Some Indian digital rights commentators have argued that intermediary obligations can incentivise over-removal to avoid liability. MeitY’s deepfakes advisory, and the government’s public messaging about safe harbour, may intensify that dynamic—particularly during high-stakes periods when disinformation concerns are elevated.
What users will notice next on their feeds
Over the coming months, Indian users are likely to see more explicit “synthetic” or “AI-generated” labels on images, audio and video; more prompts asking uploaders to disclose AI use; and more friction around reposting content flagged as manipulated. A parallel change may be less visible: expanded logging, quicker response workflows, and tighter coordination between platforms and government channels for notice-and-action.
If implemented well, labelling could help normalise a simple habit: do not treat content as authentic just because it looks like a recording. If implemented poorly, it could become another noisy tag users ignore, or a blunt instrument that removes lawful content without adequate explanation.
But the amended rules don’t just say “label it” and walk away. They add multiple obligations, including:
- Technical measures: intermediaries must deploy technical measures so users don’t create/share unlawful synthetic content (and the rules explicitly contemplate automated tools).

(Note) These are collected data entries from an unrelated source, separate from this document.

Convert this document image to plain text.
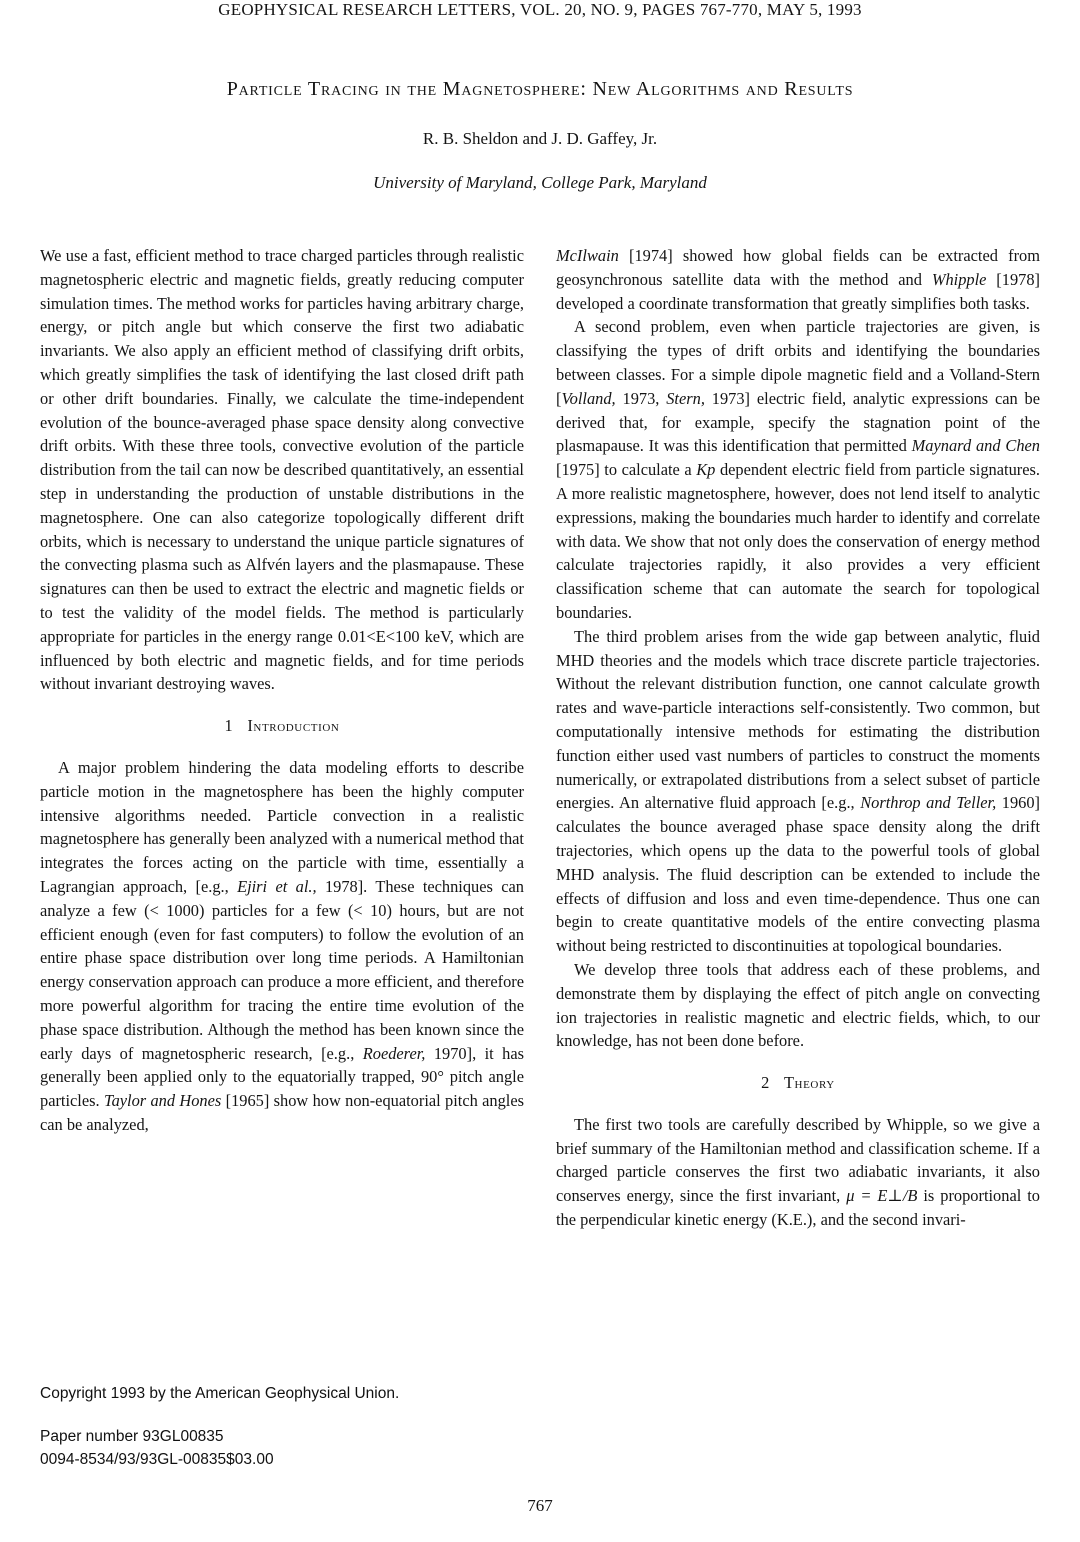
GEOPHYSICAL RESEARCH LETTERS, VOL. 20, NO. 9, PAGES 767-770, MAY 5, 1993
Particle Tracing in the Magnetosphere: New Algorithms and Results
R. B. Sheldon and J. D. Gaffey, Jr.
University of Maryland, College Park, Maryland

We use a fast, efficient method to trace charged particles through realistic magnetospheric electric and magnetic fields, greatly reducing computer simulation times. The method works for particles having arbitrary charge, energy, or pitch angle but which conserve the first two adiabatic invariants. We also apply an efficient method of classifying drift orbits, which greatly simplifies the task of identifying the last closed drift path or other drift boundaries. Finally, we calculate the time-independent evolution of the bounce-averaged phase space density along convective drift orbits. With these three tools, convective evolution of the particle distribution from the tail can now be described quantitatively, an essential step in understanding the production of unstable distributions in the magnetosphere. One can also categorize topologically different drift orbits, which is necessary to understand the unique particle signatures of the convecting plasma such as Alfvén layers and the plasmapause. These signatures can then be used to extract the electric and magnetic fields or to test the validity of the model fields. The method is particularly appropriate for particles in the energy range 0.01<E<100 keV, which are influenced by both electric and magnetic fields, and for time periods without invariant destroying waves.

1 Introduction

A major problem hindering the data modeling efforts to describe particle motion in the magnetosphere has been the highly computer intensive algorithms needed. Particle convection in a realistic magnetosphere has generally been analyzed with a numerical method that integrates the forces acting on the particle with time, essentially a Lagrangian approach, [e.g., Ejiri et al., 1978]. These techniques can analyze a few (< 1000) particles for a few (< 10) hours, but are not efficient enough (even for fast computers) to follow the evolution of an entire phase space distribution over long time periods. A Hamiltonian energy conservation approach can produce a more efficient, and therefore more powerful algorithm for tracing the entire time evolution of the phase space distribution. Although the method has been known since the early days of magnetospheric research, [e.g., Roederer, 1970], it has generally been applied only to the equatorially trapped, 90° pitch angle particles. Taylor and Hones [1965] show how non-equatorial pitch angles can be analyzed,

McIlwain [1974] showed how global fields can be extracted from geosynchronous satellite data with the method and Whipple [1978] developed a coordinate transformation that greatly simplifies both tasks.

A second problem, even when particle trajectories are given, is classifying the types of drift orbits and identifying the boundaries between classes. For a simple dipole magnetic field and a Volland-Stern [Volland, 1973, Stern, 1973] electric field, analytic expressions can be derived that, for example, specify the stagnation point of the plasmapause. It was this identification that permitted Maynard and Chen [1975] to calculate a Kp dependent electric field from particle signatures. A more realistic magnetosphere, however, does not lend itself to analytic expressions, making the boundaries much harder to identify and correlate with data. We show that not only does the conservation of energy method calculate trajectories rapidly, it also provides a very efficient classification scheme that can automate the search for topological boundaries.

The third problem arises from the wide gap between analytic, fluid MHD theories and the models which trace discrete particle trajectories. Without the relevant distribution function, one cannot calculate growth rates and wave-particle interactions self-consistently. Two common, but computationally intensive methods for estimating the distribution function either used vast numbers of particles to construct the moments numerically, or extrapolated distributions from a select subset of particle energies. An alternative fluid approach [e.g., Northrop and Teller, 1960] calculates the bounce averaged phase space density along the drift trajectories, which opens up the data to the powerful tools of global MHD analysis. The fluid description can be extended to include the effects of diffusion and loss and even time-dependence. Thus one can begin to create quantitative models of the entire convecting plasma without being restricted to discontinuities at topological boundaries.

We develop three tools that address each of these problems, and demonstrate them by displaying the effect of pitch angle on convecting ion trajectories in realistic magnetic and electric fields, which, to our knowledge, has not been done before.

2 Theory

The first two tools are carefully described by Whipple, so we give a brief summary of the Hamiltonian method and classification scheme. If a charged particle conserves the first two adiabatic invariants, it also conserves energy, since the first invariant, μ = E⊥/B is proportional to the perpendicular kinetic energy (K.E.), and the second invari-

Copyright 1993 by the American Geophysical Union.
Paper number 93GL00835
0094-8534/93/93GL-00835$03.00
767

- Prominent labels + audio disclosure: labels must be prominent for visual display; for audio/audiovisual there’s an “appropriate” notice and even a prefixed disclosure concept.
- Provenance/traceability: “permanent metadata or provenance mechanisms,” including a unique identifier to identify the computer resource used to create/modify the synthetic content (to the extent technically feasible).
- Anti-removal: platforms shouldn’t enable suppression/removal of labels/metadata/identifiers.
- User declarations + verification: significant social media intermediaries must require users to declare whether content is synthetic, and take technical measures to verify those declarations and ensure labelling.
India appears to be signalling—through enforcement messaging and its intermediary advisory framework—that “we just host it” is less likely to be accepted as a sufficient posture when synthetic media can be used to convincingly impersonate people. The core test is whether platforms can build detection and labelling systems that are robust, transparent, and fair, without turning the response into overbroad moderation that unnecessarily affects ordinary users and creators.